Do you think I'm a prima donna?
Everyone thinks that they need to direct a designer. Everyone is a critic and everyone is of stronger strategic mind than a designer. Or so they think. Unless you are a Pentagram partner or work for one, chances are you work in an office where strategists, client service directors, engineers, editors or marketers rule over designers. I write this not to be antagonistic, but to share the view from a designer’s perspective.
It’s not that I mind collaborating. Not even “mind”—I love collaborating. You can’t create work that solves another person’s problem locked away using only your own perspective and whatever empathy you can muster. The other perspectives you’ll gain while collaboratively solving a brief make this way of working essential.

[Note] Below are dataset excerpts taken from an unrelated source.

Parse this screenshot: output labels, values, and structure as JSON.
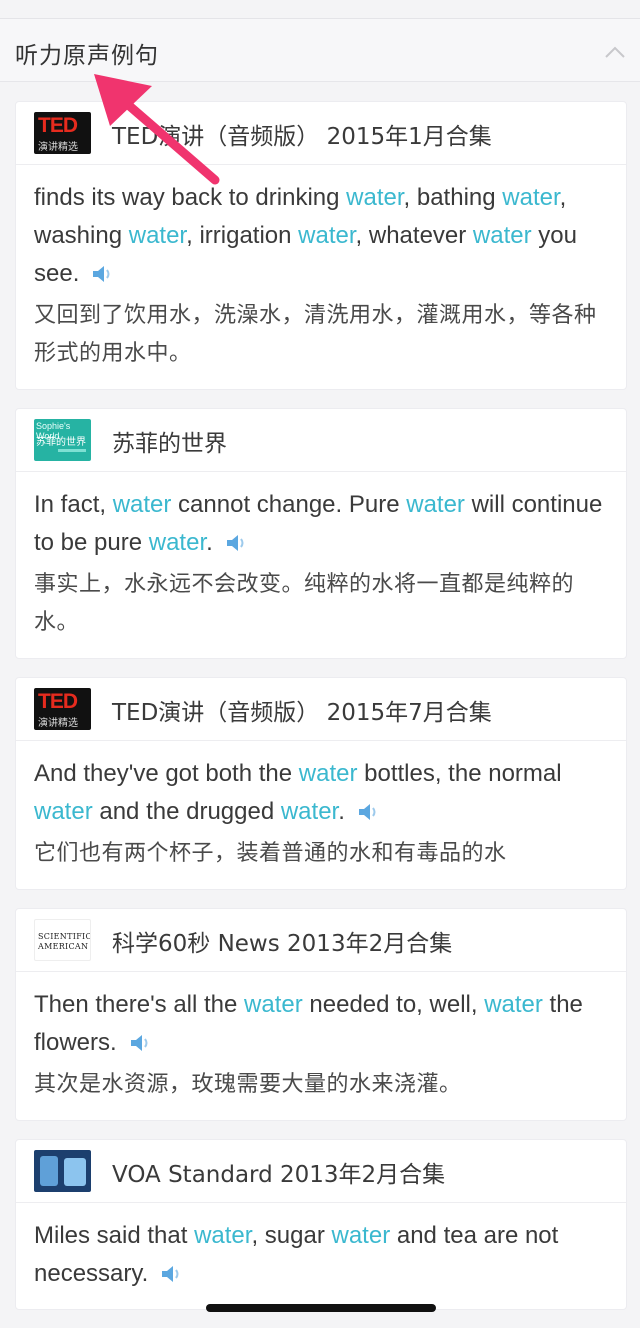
{
  "section": {
    "title": "听力原声例句",
    "collapse_icon": "chevron-up-icon"
  },
  "colors": {
    "highlight": "#3bb8cf",
    "speaker": "#5ba7e0",
    "arrow": "#f0346e"
  },
  "examples": [
    {
      "source": "TED演讲（音频版） 2015年1月合集",
      "thumb": {
        "type": "ted",
        "l1": "TED",
        "l2": "演讲精选"
      },
      "en": [
        {
          "t": "finds its way back to drinking "
        },
        {
          "t": "water",
          "hl": true
        },
        {
          "t": ", bathing "
        },
        {
          "t": "water",
          "hl": true
        },
        {
          "t": ", washing "
        },
        {
          "t": "water",
          "hl": true
        },
        {
          "t": ", irrigation "
        },
        {
          "t": "water",
          "hl": true
        },
        {
          "t": ", whatever "
        },
        {
          "t": "water",
          "hl": true
        },
        {
          "t": " you see."
        }
      ],
      "zh": "又回到了饮用水，洗澡水，清洗用水，灌溉用水，等各种形式的用水中。"
    },
    {
      "source": "苏菲的世界",
      "thumb": {
        "type": "sophie",
        "l1": "Sophie's World",
        "l2": "苏菲的世界"
      },
      "en": [
        {
          "t": "In fact, "
        },
        {
          "t": "water",
          "hl": true
        },
        {
          "t": " cannot change. Pure "
        },
        {
          "t": "water",
          "hl": true
        },
        {
          "t": " will continue to be pure "
        },
        {
          "t": "water",
          "hl": true
        },
        {
          "t": "."
        }
      ],
      "zh": "事实上，水永远不会改变。纯粹的水将一直都是纯粹的水。"
    },
    {
      "source": "TED演讲（音频版） 2015年7月合集",
      "thumb": {
        "type": "ted",
        "l1": "TED",
        "l2": "演讲精选"
      },
      "en": [
        {
          "t": "And they've got both the "
        },
        {
          "t": "water",
          "hl": true
        },
        {
          "t": " bottles, the normal "
        },
        {
          "t": "water",
          "hl": true
        },
        {
          "t": " and the drugged "
        },
        {
          "t": "water",
          "hl": true
        },
        {
          "t": "."
        }
      ],
      "zh": "它们也有两个杯子，装着普通的水和有毒品的水"
    },
    {
      "source": "科学60秒 News 2013年2月合集",
      "thumb": {
        "type": "sciam",
        "l1": "SCIENTIFIC",
        "l2": "AMERICAN"
      },
      "en": [
        {
          "t": "Then there's all the "
        },
        {
          "t": "water",
          "hl": true
        },
        {
          "t": " needed to, well, "
        },
        {
          "t": "water",
          "hl": true
        },
        {
          "t": " the flowers."
        }
      ],
      "zh": "其次是水资源，玫瑰需要大量的水来浇灌。"
    },
    {
      "source": "VOA Standard 2013年2月合集",
      "thumb": {
        "type": "voa",
        "l1": "",
        "l2": ""
      },
      "en": [
        {
          "t": "Miles said that "
        },
        {
          "t": "water",
          "hl": true
        },
        {
          "t": ", sugar "
        },
        {
          "t": "water",
          "hl": true
        },
        {
          "t": " and tea are not necessary."
        }
      ],
      "zh": ""
    }
  ]
}
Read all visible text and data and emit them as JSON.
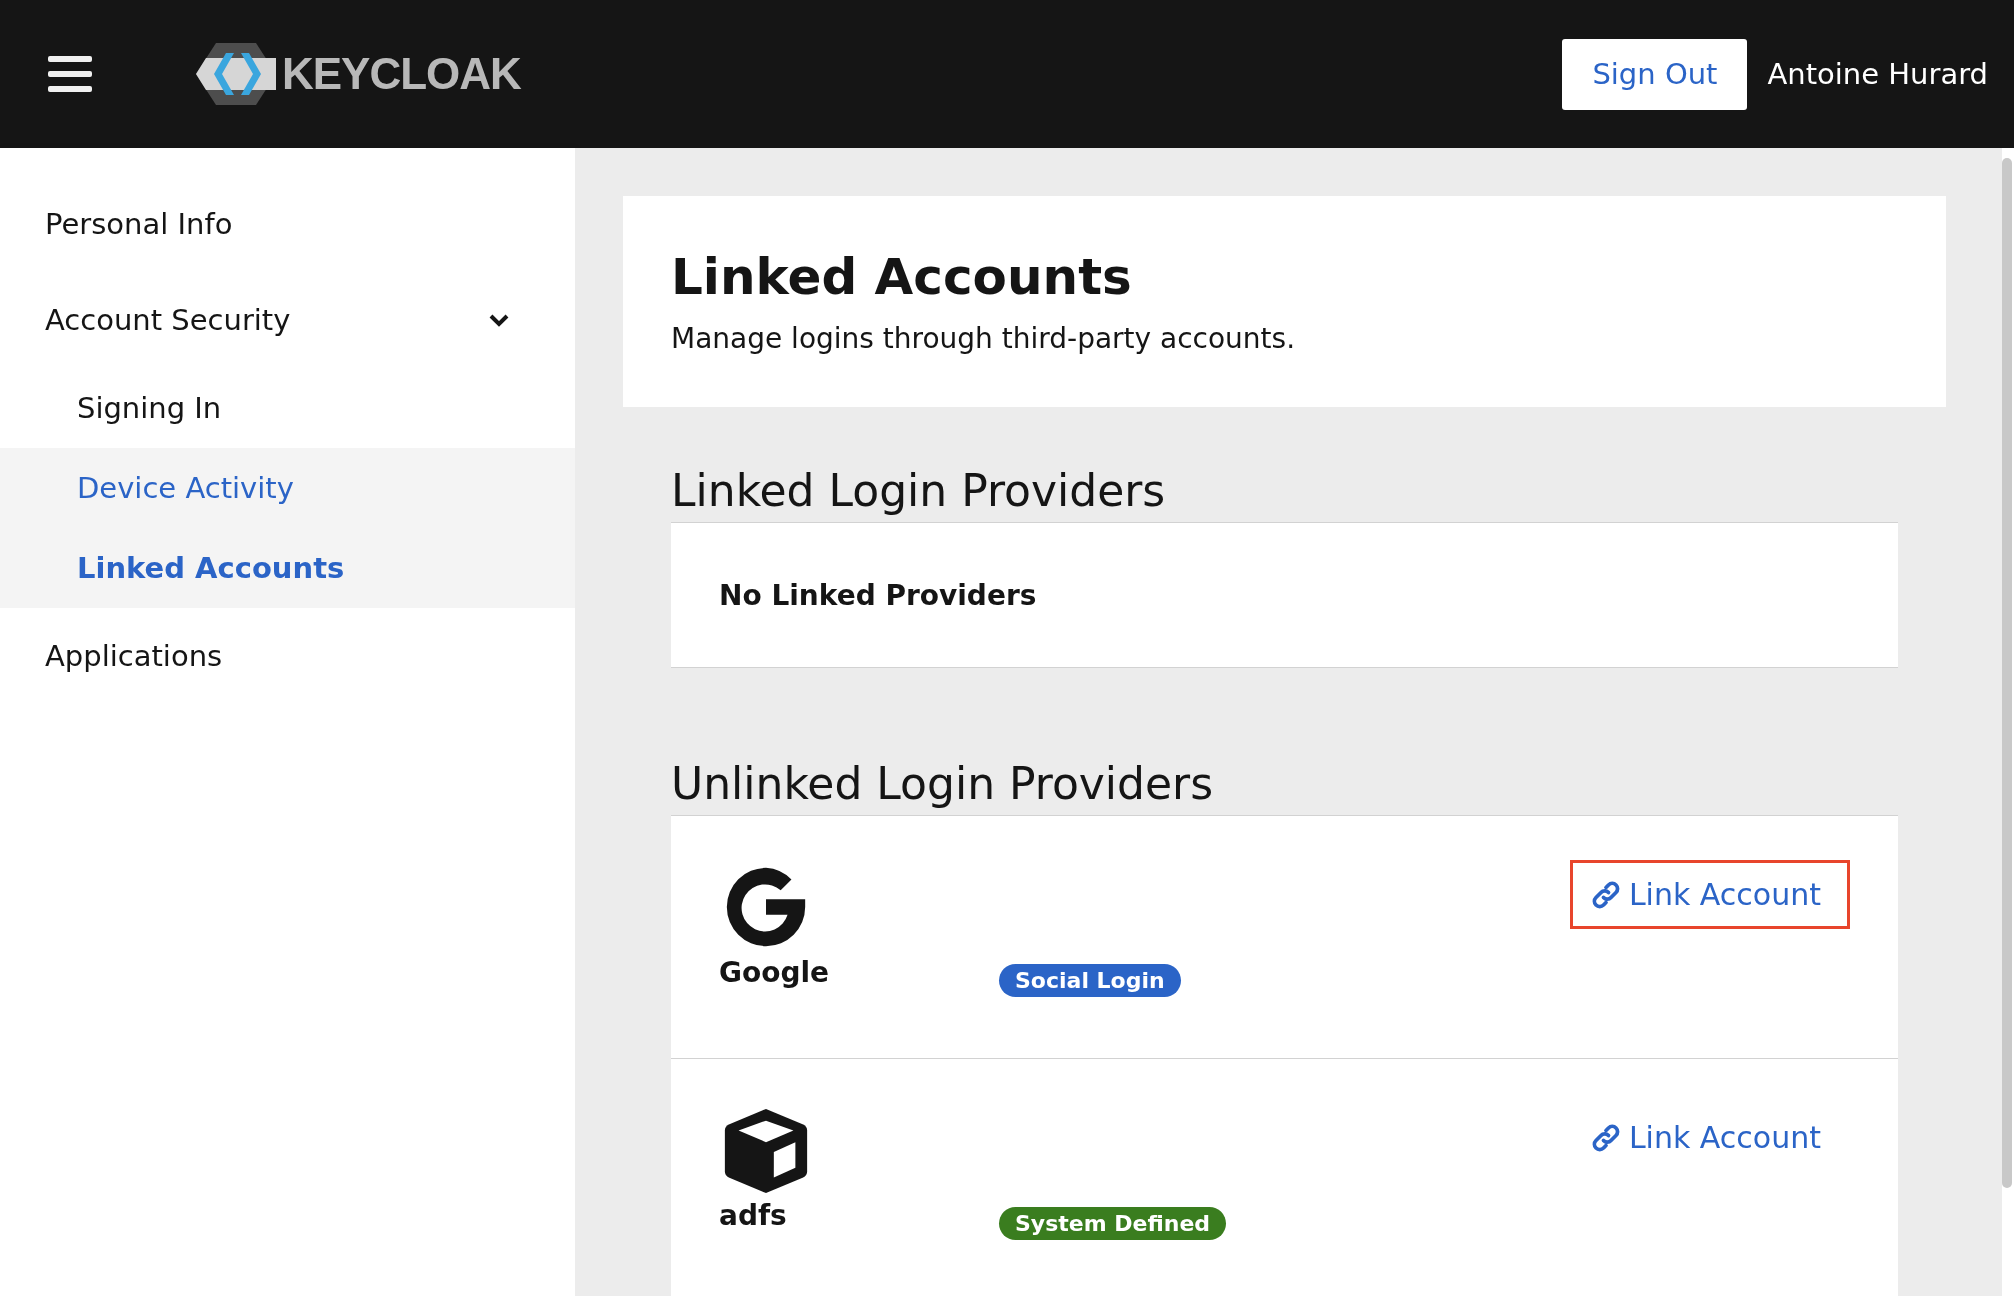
{
  "header": {
    "logo_text": "KEYCLOAK",
    "sign_out": "Sign Out",
    "user_name": "Antoine Hurard"
  },
  "sidebar": {
    "items": [
      {
        "label": "Personal Info",
        "highlighted": false,
        "selected": false
      },
      {
        "label": "Account Security",
        "expanded": true,
        "highlighted": false,
        "selected": false,
        "children": [
          {
            "label": "Signing In",
            "highlighted": false,
            "selected": false
          },
          {
            "label": "Device Activity",
            "highlighted": true,
            "selected": false
          },
          {
            "label": "Linked Accounts",
            "highlighted": true,
            "selected": true
          }
        ]
      },
      {
        "label": "Applications",
        "highlighted": false,
        "selected": false
      }
    ]
  },
  "page": {
    "title": "Linked Accounts",
    "subtitle": "Manage logins through third-party accounts."
  },
  "linked": {
    "heading": "Linked Login Providers",
    "empty_text": "No Linked Providers"
  },
  "unlinked": {
    "heading": "Unlinked Login Providers",
    "providers": [
      {
        "name": "Google",
        "kind": "google",
        "badge": "Social Login",
        "color": "#2b64c7",
        "action": "Link Account",
        "highlighted": true
      },
      {
        "name": "adfs",
        "kind": "box",
        "badge": "System Defined",
        "color": "#3a7d1f",
        "action": "Link Account",
        "highlighted": false
      }
    ]
  }
}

But here’s the thing: Collaborate doesn’t mean that strategists, client service directors, engineers, editors or marketers get to be creative directors or design dictators. And I think it’s up to designers to advocate for themselves in a diplomatic way to avoid this scenario.
My aversion to creative directors who aren’t Creative Directors comes not from a personal place. It’s not about feeling threatened or cheated out of the limelight. I believe that designers should be consulted early and often, and viewed as experts equal to those in other fields because design is a naturally humanist discipline, and one could argue that it’s tied to the very core of why we exist.

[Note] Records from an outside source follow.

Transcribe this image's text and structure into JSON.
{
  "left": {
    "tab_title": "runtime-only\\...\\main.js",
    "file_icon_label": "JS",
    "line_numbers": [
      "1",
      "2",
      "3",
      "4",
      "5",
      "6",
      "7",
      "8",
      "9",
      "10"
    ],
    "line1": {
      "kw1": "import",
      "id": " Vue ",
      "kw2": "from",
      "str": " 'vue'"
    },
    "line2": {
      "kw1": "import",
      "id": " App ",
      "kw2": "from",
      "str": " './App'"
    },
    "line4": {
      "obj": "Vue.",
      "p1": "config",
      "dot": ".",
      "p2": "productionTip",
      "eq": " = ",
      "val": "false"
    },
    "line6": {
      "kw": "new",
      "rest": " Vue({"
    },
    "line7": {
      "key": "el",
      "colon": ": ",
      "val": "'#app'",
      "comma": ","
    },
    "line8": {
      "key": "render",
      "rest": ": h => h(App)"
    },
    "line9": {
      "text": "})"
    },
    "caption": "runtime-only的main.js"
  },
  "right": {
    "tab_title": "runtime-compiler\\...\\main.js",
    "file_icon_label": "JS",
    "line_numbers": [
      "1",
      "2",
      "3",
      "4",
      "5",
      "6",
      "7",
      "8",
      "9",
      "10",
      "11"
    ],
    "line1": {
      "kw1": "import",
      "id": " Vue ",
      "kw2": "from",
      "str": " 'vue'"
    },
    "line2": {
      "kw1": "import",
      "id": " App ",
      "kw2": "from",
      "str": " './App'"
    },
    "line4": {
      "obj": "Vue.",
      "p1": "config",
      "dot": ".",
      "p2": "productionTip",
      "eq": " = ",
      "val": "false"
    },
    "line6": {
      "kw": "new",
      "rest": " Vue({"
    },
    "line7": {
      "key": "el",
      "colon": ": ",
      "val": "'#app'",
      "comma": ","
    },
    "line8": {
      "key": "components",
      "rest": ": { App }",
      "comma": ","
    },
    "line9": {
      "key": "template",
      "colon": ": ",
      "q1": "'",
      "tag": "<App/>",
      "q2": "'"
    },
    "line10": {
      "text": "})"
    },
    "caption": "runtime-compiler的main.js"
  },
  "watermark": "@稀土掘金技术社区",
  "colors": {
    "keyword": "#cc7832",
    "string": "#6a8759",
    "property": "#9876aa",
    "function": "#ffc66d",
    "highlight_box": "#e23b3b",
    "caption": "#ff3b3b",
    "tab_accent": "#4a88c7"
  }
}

While I was visiting family in Philadelphia over the weekend I saw an episode of House Hunters centered on an American man teaching English abroad, looking to upgrade his space in the Czech Republic. The show took us through tours of Communist-era apartments and various other homes until he picked a large unfinished condo. What fascinated me most was the way the man explained working with contractors to turn the space originally designated as a bathroom into a walk-in closet.

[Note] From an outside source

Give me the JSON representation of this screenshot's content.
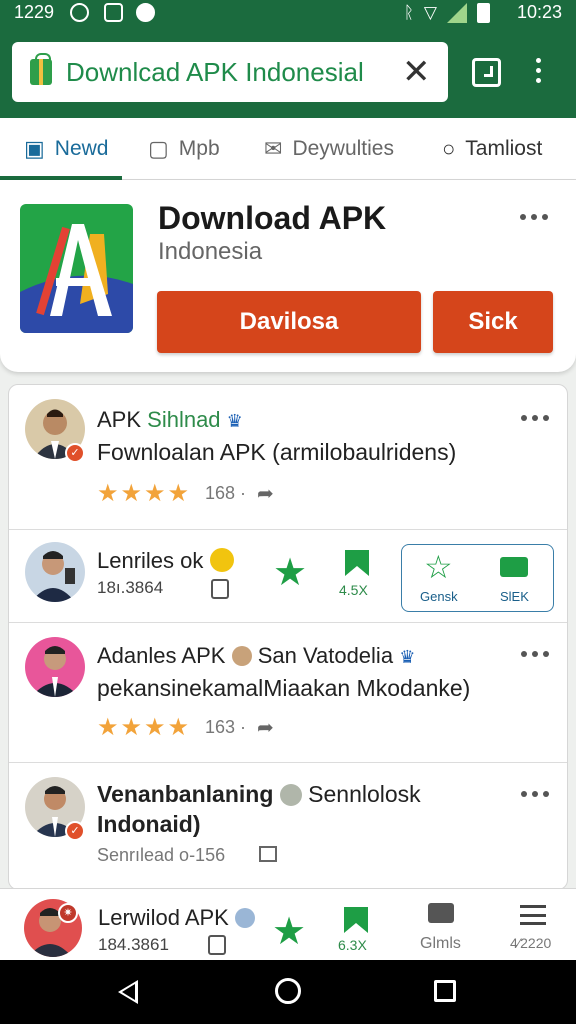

"Are you crazy?" They asked. "This should be a bathroom. Why do you need that?"
The old Communist way of thinking, the American man explained, was still heavily ingrained in society—a way of thinking where contractors were there to provide a favor, not take direction for building what would be seen as excess. Whereas in a Capitalist society, he who pays the piper tends to call the tune... even if the tune is a seemingly excessive one. Being mindful of this difference, he explained, was an important and necessary part of getting that closet built.
This illustrates the importance of perspective, and understanding ingrained perspectives of others in order to better work with them.
Designers view relationships as partnerships in which they will add value, especially with our internal colleagues and clients. We bring more to the table than Adobe Creative Suite skills and a knack for putting a pretty polish on other people's concepts.
A quick Google search of “working with creatives” yields an onslaught of insulting articles written by strategists, marketers and executives about how to work with us. Some assume we're prima donnas. But strong-minded creative professionals are not wild horses to be broken in. Creative professionals are just that: professionals. It’s worth stepping back from a heavy business and facts-focused perspective to see the enormous benefits a designer's humanist approach can bring. It’s also worthwhile to remember that both strategic planning and marketing are fairly recent professions compared to design and art direction.
We shouldn’t get hung up on titles and educational backgrounds, either. I’ve seen strong art directors and copywriters veer off the traditional track and be promoted into the strategy realm, and yet you’d be surprised at how many raised eyebrows you’ll encounter as a designer if you express a desire to make this move. And it doesn't balance out. Strategists and marketers, and everyone in between and above, have no problem owning "creative" when it suits them. If only designers were afforded the opportunity to own "strategic" as often. My theory is that fitting people into nice, neat little boxes makes us all feel a lot more comfortable, and trying to break out of the box someone else who perceives themselves to be more valuable has placed you in creates a certain kind of uneasiness in them.
As design becomes ever more involved with business, and until the business world begins to value a humanist approach, we’ll continue to see the same polarization. I don’t believe that one side should move entirely to the other or dominate the other. I believe it’s a matter of both sides moving just a little closer together. I want to see business classes being taught in design schools, and design theory classes being taught in business schools. I want to see design theory offered as part of every company’s Learning and Development, and I want to see corporate “Mini MBA” courses open to designers. Not to make suits into creatives and creatives into suits—instead, to give each a chance to peer into the mindset of the other and learn to collaborate better with the other.
I read it more than 18 years ago, but I’ll never forget Atticus’ advice in To Kill a Mockingbird:
"First of all," he said, "if you can learn a simple trick, Scout, you'll get along a lot better with all kinds of folks. You never really understand a person until you consider things from his point of view […] until you climb into his skin and walk around in it."
The way he puts it is very Silence of the Lambs, but the advice is timeless and will always ring true: Compassion is based on empathy, on being able to put ourselves in another person’s place to understand why they act the way they do, even if we don’t agree.
If each side allowed the other to teach them and embraced being taught the role of the other, maybe we'd end up with a few CEOs and Executive Creative Directors inspired to try to swap positions. And would that really be so bad? Worst case, we'd all get the chance to fancy ourselves King, or Prima Donna, for a day.